Die Rechtsausführungen des Finanzgerichts stehen zum Teil in bewußtem Gegensatz zu den Entscheidungen des Senats I 231/56 S und I 105/57 U a. a. O., denen inzwischen der VI. Senat des Bundesfinanzhofs in der Entscheidung VI 147/58 U vom 20. Februar 1959 (BStBl 1959 III S. 172) beigetreten ist. Das Finanzgericht hält es für ausreichend, daß ein Arbeitsvertrag zwischen den Ehegatten geschlossen und durchgeführt worden ist. Wie aber in der Entscheidung I 231/56 S. a. a. O., insbesondere in Abschnitt III 4, ausgeführt ist, können sogenannte Arbeitsverträge zwischen Ehegatten rechtlich und wirtschaftlich nicht ohne weiteres Arbeitsverträgen mit Fremden gleichgestellt werden. Sie erhalten ihre wesentliche Prägung durch die ehelichen Beziehungen, die ihrer Natur nach nicht betrieblich sind (vgl. Gutachten des Bundesfinanzhofs VI D 1/58 S vom 18. Februar 1959, BStBl 1959 III S. 263, zur einkommensteuerrechtlichen Auswirkung der allgemeinen Gütergemeinschaft). Wird die Mitarbeit des Ehegatten im Rahmen der ehelichen Beziehungen geleistet, so ist das Entgelt keine Betriebsausgabe, sondern gehört nach § 12 Ziff. 1 des Einkommensteuergesetzes (EStG) zu den nicht gewinnmindernden Kosten der Lebensführung. Ob im einzelnen Fall die Mitarbeit ihre Grundlage in den ehelichen Beziehungen hat, hängt, wie insbesondere in der Entscheidung I 231/56 S. a. a. O. ausgeführt ist, nicht nur davon ab, ob die Ehegatten einen sogenannten Arbeitsvertrag vereinbart und durchgeführt haben. Es müssen Tatsachen vorliegen, die - objektiv nachprüfbar - die Mitarbeit über den Bereich der ehelichen Beziehungen hinaus als im betrieblichen Bereich liegend erscheinen lassen. Als wesentlicher Anhalt dafür ist in der Entscheidung I 231/56 S und I 105/57 U a. a. O. herausgestellt, ob der mitarbeitende Ehegatte im Betrieb dieselbe soziale Stellung wie ein fremder Arbeitnehmer gehabt hat. Bei dieser Beurteilung ist im Gegensatz zur Auffassung des Finanzgerichts in der Regel anzunehmen, daß ein Arbeitsverhältnis eines Ehegatten im Einzelunternehmen des anderen Ehegatten steuerlich nicht berücksichtigt wird, weil im allgemeinen in solchen Fällen der mitarbeitende Ehegatte im Verhältnis zu dem Ehegatten-Betriebsinhaber und zu den übrigen Arbeitnehmern nicht die soziale Stellung eines Arbeitnehmers, sondern die eines "Chefs" oder einer "Chefin" hat. An diesen Grundsätzen hält der Senat fest.

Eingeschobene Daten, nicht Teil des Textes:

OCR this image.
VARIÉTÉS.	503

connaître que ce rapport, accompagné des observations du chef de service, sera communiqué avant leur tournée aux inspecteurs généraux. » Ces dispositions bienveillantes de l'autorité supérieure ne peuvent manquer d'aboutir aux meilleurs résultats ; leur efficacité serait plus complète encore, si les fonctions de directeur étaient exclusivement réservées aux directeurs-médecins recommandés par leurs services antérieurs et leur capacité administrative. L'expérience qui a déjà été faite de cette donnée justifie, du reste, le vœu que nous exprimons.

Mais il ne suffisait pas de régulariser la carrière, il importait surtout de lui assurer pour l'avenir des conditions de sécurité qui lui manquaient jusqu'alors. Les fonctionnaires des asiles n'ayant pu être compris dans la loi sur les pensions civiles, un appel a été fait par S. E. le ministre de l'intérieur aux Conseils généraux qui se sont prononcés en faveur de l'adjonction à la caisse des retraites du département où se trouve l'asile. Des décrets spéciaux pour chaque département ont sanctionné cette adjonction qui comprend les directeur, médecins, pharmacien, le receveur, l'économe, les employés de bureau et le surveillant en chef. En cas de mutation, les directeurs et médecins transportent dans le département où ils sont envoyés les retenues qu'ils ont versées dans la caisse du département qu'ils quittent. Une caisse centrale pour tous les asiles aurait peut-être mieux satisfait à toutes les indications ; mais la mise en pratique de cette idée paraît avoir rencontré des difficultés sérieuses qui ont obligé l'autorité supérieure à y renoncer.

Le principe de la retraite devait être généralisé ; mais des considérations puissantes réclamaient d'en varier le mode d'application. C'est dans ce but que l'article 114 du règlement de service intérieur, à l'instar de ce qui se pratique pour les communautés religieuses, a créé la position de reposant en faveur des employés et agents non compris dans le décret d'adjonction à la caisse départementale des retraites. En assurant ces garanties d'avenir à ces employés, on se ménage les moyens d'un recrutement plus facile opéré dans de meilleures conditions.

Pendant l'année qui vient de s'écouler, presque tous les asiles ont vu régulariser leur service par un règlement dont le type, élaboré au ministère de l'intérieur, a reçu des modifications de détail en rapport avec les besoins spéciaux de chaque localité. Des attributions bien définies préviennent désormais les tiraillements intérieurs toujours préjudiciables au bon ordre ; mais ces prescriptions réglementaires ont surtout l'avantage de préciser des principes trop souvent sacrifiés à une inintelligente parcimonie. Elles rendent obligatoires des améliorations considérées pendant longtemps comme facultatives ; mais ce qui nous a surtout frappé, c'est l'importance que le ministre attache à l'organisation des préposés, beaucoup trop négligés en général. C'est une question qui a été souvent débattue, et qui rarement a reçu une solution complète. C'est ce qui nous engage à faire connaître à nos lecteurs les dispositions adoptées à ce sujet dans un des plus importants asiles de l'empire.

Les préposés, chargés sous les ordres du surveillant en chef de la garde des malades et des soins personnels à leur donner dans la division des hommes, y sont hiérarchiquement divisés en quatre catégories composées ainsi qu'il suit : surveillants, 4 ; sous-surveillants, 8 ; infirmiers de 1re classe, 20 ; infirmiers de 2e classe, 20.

Wird ein Ehegatte auf Grund eines Vertrages in dem Betrieb einer Personengesellschaft beschäftigt, an der der andere Ehegatte als Mitunternehmer beteiligt ist, so soll nach der Entscheidung I 231/56 S a. a. O. ein Arbeitsverhältnis steuerlich berücksichtigt werden, wenn der beteiligte Ehegatte und der mitarbeitende Ehegatte insgesamt keinen maßgebenden Einfluß in dem Unternehmen haben. In solchen Fällen hat der mitarbeitende Ehegatte oft die soziale Stellung eines Arbeitnehmers, insbesondere, wenn der Ehegatte-Gesellschafter nur Kommanditist und auch nicht Geschäftsführer ist. In Personengesellschaften, deren Gesellschafter nur nahe Familienangehörige, z. B. Eltern und Kinder, sind, werden dagegen die mitarbeitenden Ehegatten gewöhnlich nicht die Stellung von Arbeitnehmern haben, wie in der Entscheidung I 105/57 U a. a. O. ausgesprochen ist.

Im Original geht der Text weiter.